Stuck not broken!
Are you stuck, scared, angry, and sad? Are harsh self-judgments, anxiety, cravings, shame… photo-bombing you? When these fault lines pierce the past and the future, do you doubt the present?
It’s no surprise to me that when clients come to therapy they want to get rid of these uncomfortable thoughts and feelings. It would be a surprise if they didn’t.
It is said that almost every psychological disorder, from stress to anxiety, to depression and addiction, comes down to avoidance. Caught up in a whirlpool of negative urges, hurtful thoughts and feelings we all have our escape routes…in private and in public places.
We all want to be happy, don’t we? It’s not too big an ask.
Happiness is such a loaded word these days. And culture strongly reinforces the message that happiness is the ultimate goal. But if we buy into this message, the chances are, that we are destined to invest a lot of time, money, and energy in emotional controls.
I often ask clients what happiness means to them. Their answers vary but invariably they’re linked to external sources: the perfect partner, body, job, and car, gadget, money, marriage!
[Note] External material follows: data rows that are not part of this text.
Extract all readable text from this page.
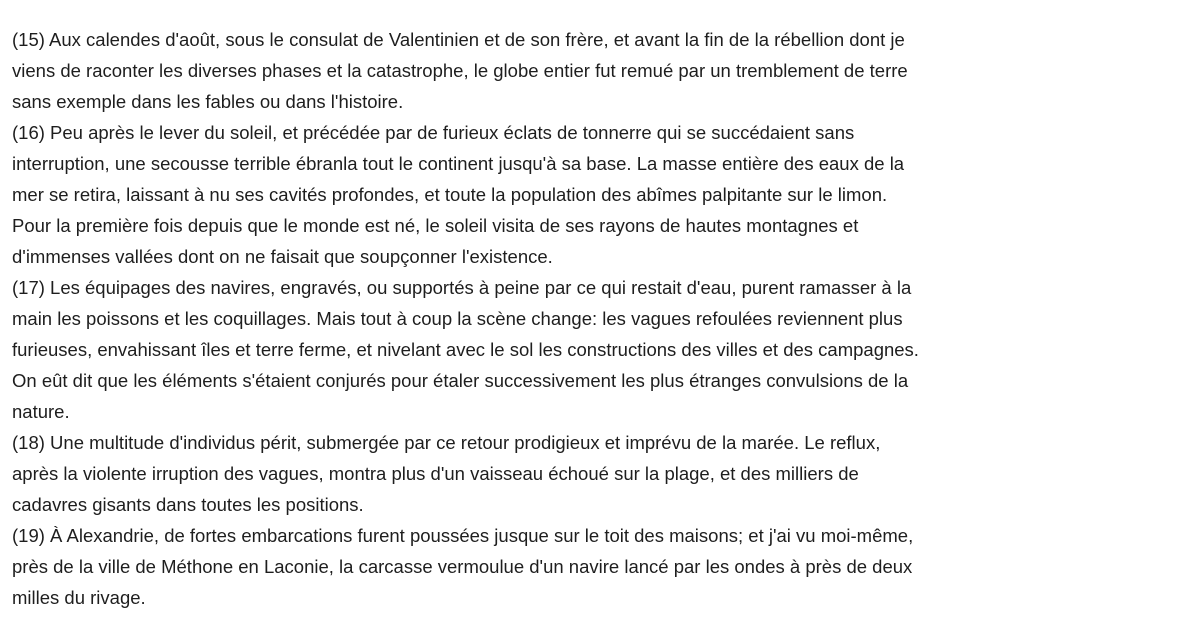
(15) Aux calendes d'août, sous le consulat de Valentinien et de son frère, et avant la fin de la rébellion dont je
viens de raconter les diverses phases et la catastrophe, le globe entier fut remué par un tremblement de terre
sans exemple dans les fables ou dans l'histoire.
(16) Peu après le lever du soleil, et précédée par de furieux éclats de tonnerre qui se succédaient sans
interruption, une secousse terrible ébranla tout le continent jusqu'à sa base. La masse entière des eaux de la
mer se retira, laissant à nu ses cavités profondes, et toute la population des abîmes palpitante sur le limon.
Pour la première fois depuis que le monde est né, le soleil visita de ses rayons de hautes montagnes et
d'immenses vallées dont on ne faisait que soupçonner l'existence.
(17) Les équipages des navires, engravés, ou supportés à peine par ce qui restait d'eau, purent ramasser à la
main les poissons et les coquillages. Mais tout à coup la scène change: les vagues refoulées reviennent plus
furieuses, envahissant îles et terre ferme, et nivelant avec le sol les constructions des villes et des campagnes.
On eût dit que les éléments s'étaient conjurés pour étaler successivement les plus étranges convulsions de la
nature.
(18) Une multitude d'individus périt, submergée par ce retour prodigieux et imprévu de la marée. Le reflux,
après la violente irruption des vagues, montra plus d'un vaisseau échoué sur la plage, et des milliers de
cadavres gisants dans toutes les positions.
(19) À Alexandrie, de fortes embarcations furent poussées jusque sur le toit des maisons; et j'ai vu moi-même,
près de la ville de Méthone en Laconie, la carcasse vermoulue d'un navire lancé par les ondes à près de deux
milles du rivage.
When I ask if happiness is about facing the good and the bad without a struggle or perhaps just about leading a rich and meaningful life, I can see by their faces I’m not even in the arena of their dreams. ‘Is that the organic version,’ one client recently asked. Maybe his question is a good one. Because the happiness I’m talking about is rooted deep in values. Its focus is internal, not external. It is not located in someone else’s garden, it is located in ours. We, and only we, are responsible for it.
What strikes me in the early stages of therapy is how much more I know about what clients don’t want in their lives. At this point, I ask them what emotional control strategies they use if their ‘happiness’’ does not materialise.
I view strategies as neither good nor bad. But wonder with the client if their strategy is creating a better life, a life where the full range of human emotions can be experienced in comfort. I ask them about the cost in terms of wasted time and energy, money, health, family, friends. If a short term fix is now just another long term problem.
I view all of this non-judgementally. I see clients from equal point of view. Therapists (including me) can be as susceptible as the next to the seduction of advertising, idealised lifestyles, airbrushed photos of friends and foes, Facebook, Instagram.
None of us are immune to falling into the happiness trap.
But control is not the solution... it’s the problem.
Control is an illusion which makes us believe we have more power over our lives than we do. And like the magician's assistant we keep buying into it (drugs, alcohol, cigarettes, excessive exercise or eating, etc.) whilst expecting different results.
The mind is a seasoned story-teller. It can recite without hesitation the same words, insults and arguments year in and year out.
And the story we tell ourselves especially when narrated by a critical self can do damage. It’s a double edge sword. On the bright side, the mind is brilliant, it can send men/women into space, design computers, make strikingly beautiful art. On the dark side it’s destructive, contrary, hurtful and petty – curiously…even on the brightest and happiest of occasions.
Therapy gives us the time to be heard accurately and listened to. It’s the antidote to stuck! It teaches us to press the pause button and gives us the tools to handle our ‘stuff’ when emotional controls dominate our behaviour. It helps us to unhook from difficult thoughts and feelings, to notice when we start denying or distorting or magnifying painful emotions. It encourages us to develop competencies, to become aware of compassion a potent mediator that holds us tight when life gets hard.
For some it can be a long journey, for others relatively short. For people who are stuck it brings light and liberty. Therapy offers us choice!